Faaaall On Meeeee!

When I wasn’t visiting college friends, I tried to stay entertained at home. I couldn’t just sit around drinking with my non-drinking family, and I hadn’t kept in touch with many people from high school.

Covertly I drank from my parents’ wine stash. The bottles were “hidden” under the stairs in the basement, where I now lived. Gifts to my parents from long-ago dinner guests, they’d been forgotten. I’d chug a little wine and then add water to the bottle from the basement sink.

After a week, the bottles contained mostly water that smelled like wine. Since my parents didn’t drink, I figured no one would ever know.

Apparently my parents gave that “wine” to future dinner guests. Oops.

Drinking was unusual, though. I slept until afternoon every day. When I finally crawled out of my bed, I only made it as far as the backyard. I took cigarettes, a blanket, my boombox and my new R.E.M. cassette tape. I sprawled in the yard until well past midnight, loudly singing every song over and over.

Fall on Me was my favorite, its lyrics offering the sky a chance to fall right out of space to crush me, right there in my parents’ backyard. I’d stare into the void and sing at the top of my lungs, daring that sky to “faaaall on meeeee!”

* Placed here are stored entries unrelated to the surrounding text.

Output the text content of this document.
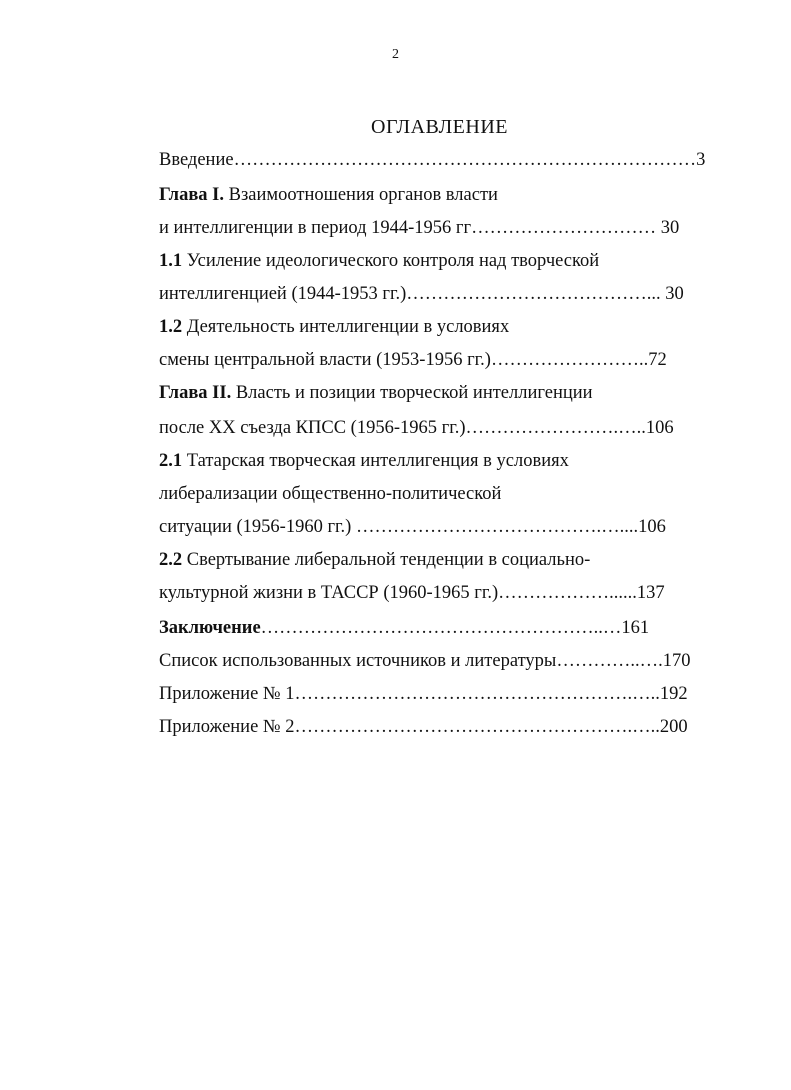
2
ОГЛАВЛЕНИЕ
Введение…………………………………………………………………3
Глава I. Взаимоотношения органов власти
и интеллигенции в период 1944-1956 гг………………………… 30
1.1 Усиление идеологического контроля над творческой
интеллигенцией (1944-1953 гг.)…………………………………... 30
1.2 Деятельность интеллигенции в условиях
смены центральной власти (1953-1956 гг.)……………………..72
Глава II. Власть и позиции творческой интеллигенции
после XX съезда КПСС (1956-1965 гг.)…………………….…..106
2.1 Татарская творческая интеллигенция в условиях
либерализации общественно-политической
ситуации (1956-1960 гг.) ………………………………….…....106
2.2 Свертывание либеральной тенденции в социально-
культурной жизни в ТАССР (1960-1965 гг.)………………......137
Заключение………………………………………………..…161
Список использованных источников и литературы…………..….170
Приложение № 1……………………………………………….…..192
Приложение № 2……………………………………………….…..200
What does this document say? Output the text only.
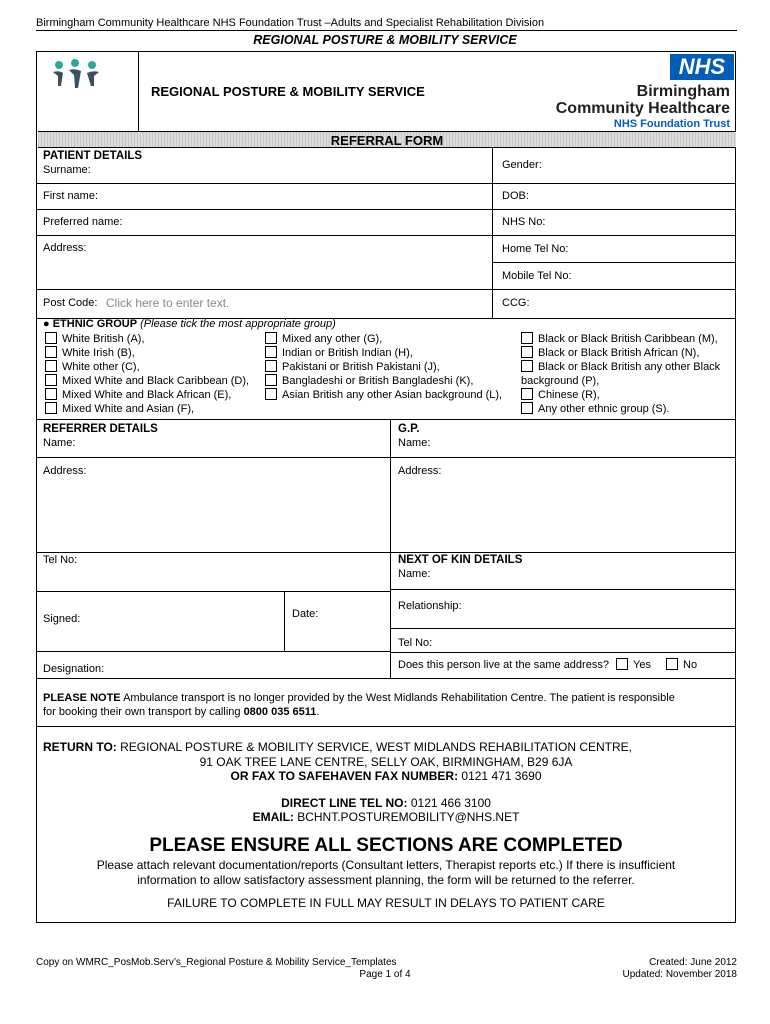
Birmingham Community Healthcare NHS Foundation Trust –Adults and Specialist Rehabilitation Division
REGIONAL POSTURE & MOBILITY SERVICE
REGIONAL POSTURE & MOBILITY SERVICE
NHS
Birmingham
Community Healthcare
NHS Foundation Trust
REFERRAL FORM
PATIENT DETAILS
Surname:	Gender:
First name:	DOB:
Preferred name:	NHS No:
Address:	Home Tel No:
Mobile Tel No:
Post Code: Click here to enter text.	CCG:
● ETHNIC GROUP (Please tick the most appropriate group)
White British (A),
White Irish (B),
White other (C),
Mixed White and Black Caribbean (D),
Mixed White and Black African (E),
Mixed White and Asian (F),
Mixed any other (G),
Indian or British Indian (H),
Pakistani or British Pakistani (J),
Bangladeshi or British Bangladeshi (K),
Asian British any other Asian background (L),
Black or Black British Caribbean (M),
Black or Black British African (N),
Black or Black British any other Black
background (P),
Chinese (R),
Any other ethnic group (S).
REFERRER DETAILS
Name:
G.P.
Name:
Address:	Address:
Tel No:	NEXT OF KIN DETAILS
Name:
Relationship:
Signed:	Date:
Tel No:
Does this person live at the same address? Yes	No
Designation:
PLEASE NOTE Ambulance transport is no longer provided by the West Midlands Rehabilitation Centre. The patient is responsible
for booking their own transport by calling 0800 035 6511.
RETURN TO: REGIONAL POSTURE & MOBILITY SERVICE, WEST MIDLANDS REHABILITATION CENTRE,
91 OAK TREE LANE CENTRE, SELLY OAK, BIRMINGHAM, B29 6JA
OR FAX TO SAFEHAVEN FAX NUMBER: 0121 471 3690
DIRECT LINE TEL NO: 0121 466 3100
EMAIL: BCHNT.POSTUREMOBILITY@NHS.NET
PLEASE ENSURE ALL SECTIONS ARE COMPLETED
Please attach relevant documentation/reports (Consultant letters, Therapist reports etc.) If there is insufficient
information to allow satisfactory assessment planning, the form will be returned to the referrer.
FAILURE TO COMPLETE IN FULL MAY RESULT IN DELAYS TO PATIENT CARE
Copy on WMRC_PosMob.Serv’s_Regional Posture & Mobility Service_Templates
Page 1 of 4
Created: June 2012
Updated: November 2018
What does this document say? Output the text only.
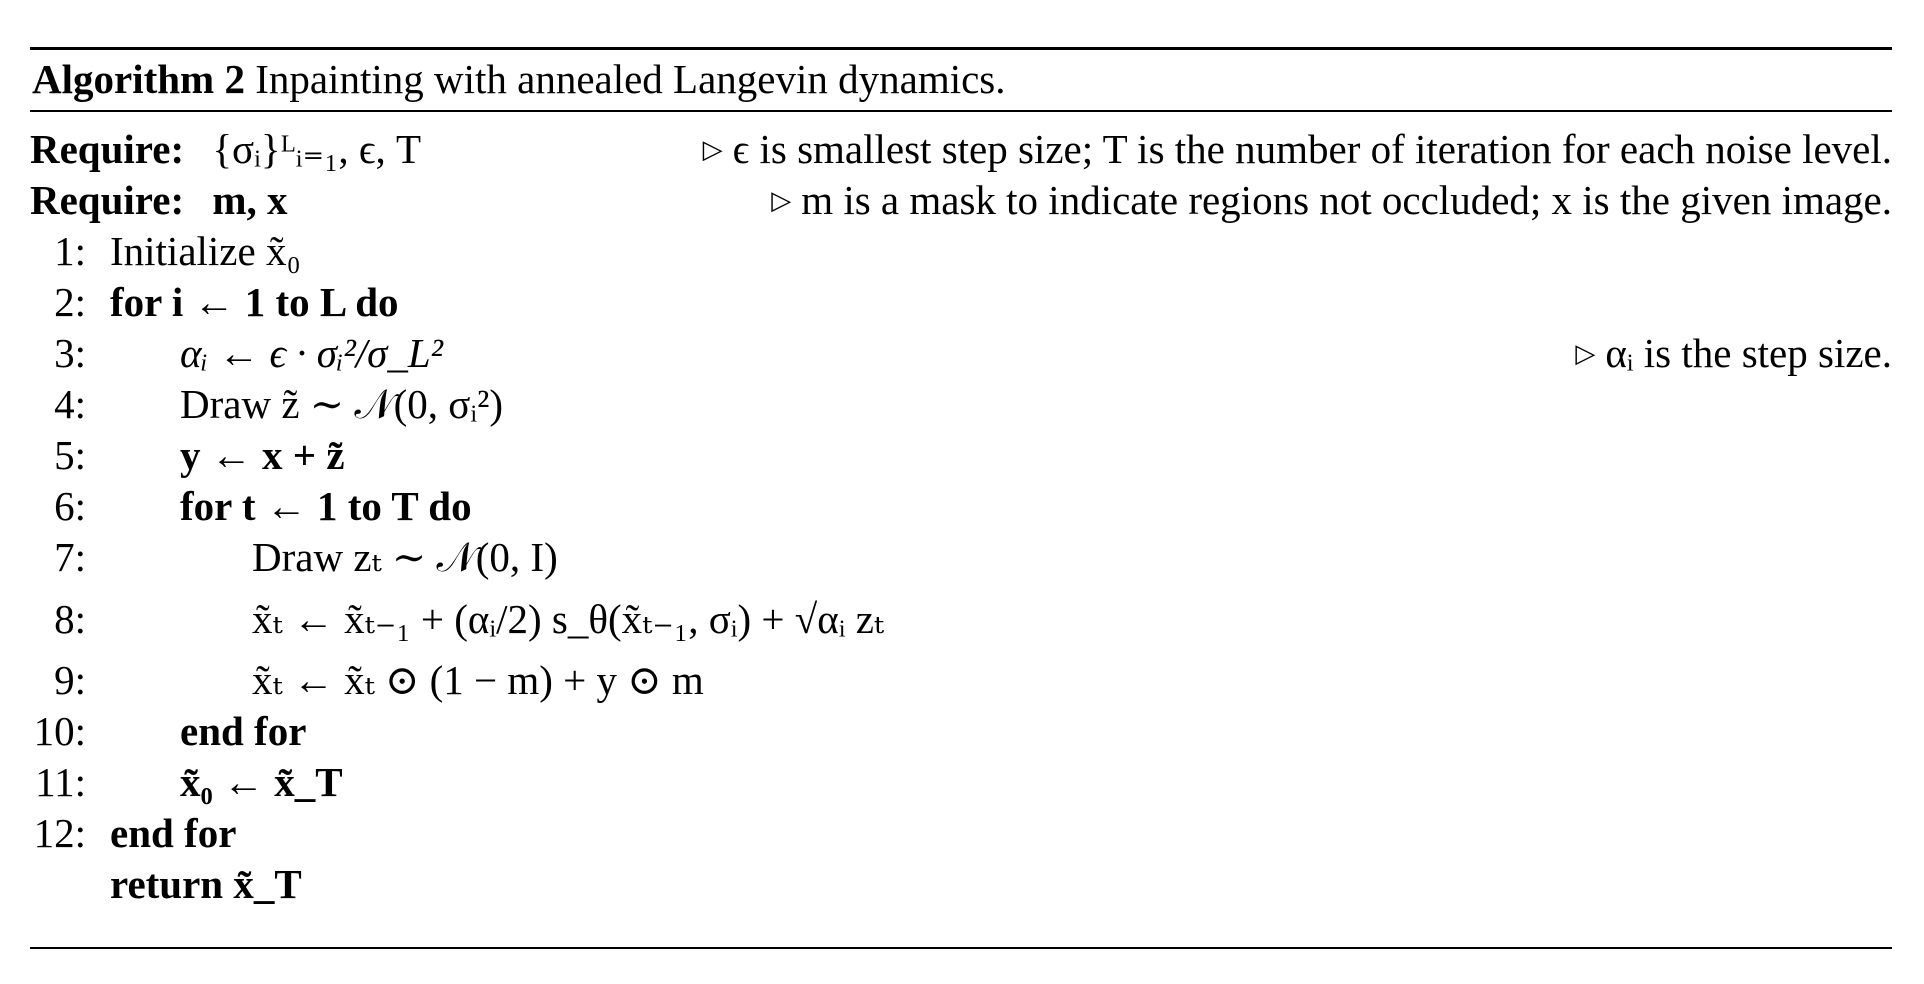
Algorithm 2 Inpainting with annealed Langevin dynamics.
Require: {σᵢ}ᴸᵢ₌₁, ϵ, T	▷ ϵ is smallest step size; T is the number of iteration for each noise level.
Require: m, x	▷ m is a mask to indicate regions not occluded; x is the given image.
1: Initialize x̃₀
2: for i ← 1 to L do
3: αᵢ ← ϵ · σᵢ²/σ_L²	▷ αᵢ is the step size.
4: Draw z̃ ∼ 𝒩(0, σᵢ²)
5: y ← x + z̃
6: for t ← 1 to T do
7:	Draw zₜ ∼ 𝒩(0, I)
8:	x̃ₜ ← x̃ₜ₋₁ + (αᵢ/2) s_θ(x̃ₜ₋₁, σᵢ) + √αᵢ zₜ
9:	x̃ₜ ← x̃ₜ ⊙ (1 − m) + y ⊙ m
10: end for
11: x̃₀ ← x̃_T
12: end for
return x̃_T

I didn’t realize until years later that the lyrics actually told the sky: “Don’t fall on me.”

I was a doomsday seeker from way back; it never occurred to me that the sky wasn’t coming down.

While I lay there in the yard, night after glorious summer night, I started to realize that there was something beyond cigarettes and a falling sky. I started to notice that someone young and beautiful was nearby.

Quite literally, I discovered the boy next door. He wandered by an open window, listening to my music (along with the rest of the neighborhood) and I started to pay attention to what he was doing – which, from what I could tell, was not much of anything. He’d walk back and forth in front of his open window, disappearing and reappearing, sometimes shirtless on a warm summer evening, and I grew intrigued.

I mentioned him to my mom, asking if she knew his name, and she did not. But – given that anyone was better than Larry – she encouraged me to walk over and knock on the door and ask his name.

After several days of total boredom, I did just that. Rob answered the door and told me that he was part of the National Guard (which was very cool) and so he only worked during certain days of each month. He made me laugh in our two-minute conversation, so when he then asked me out, I said yes.

Rob took me to a nice dinner where he made me laugh and laugh and laugh until my stomach hurt and my cheekbones ached and I thought: I could never date a comedian and we kissed for an hour at his house, still laughing.

I went home and closed my door and hid in the basement so that I would never, ever be subjected to the constant laughter that Rob caused ever again.

Of course he found me; I was literally next door. So I had to tell him I didn’t think it was going to work out between us, which was fine because he was shipping out to somewhere to take care of some national emergency anyway.

Rob left, and I went back to lying in the yard and wailing at the sky.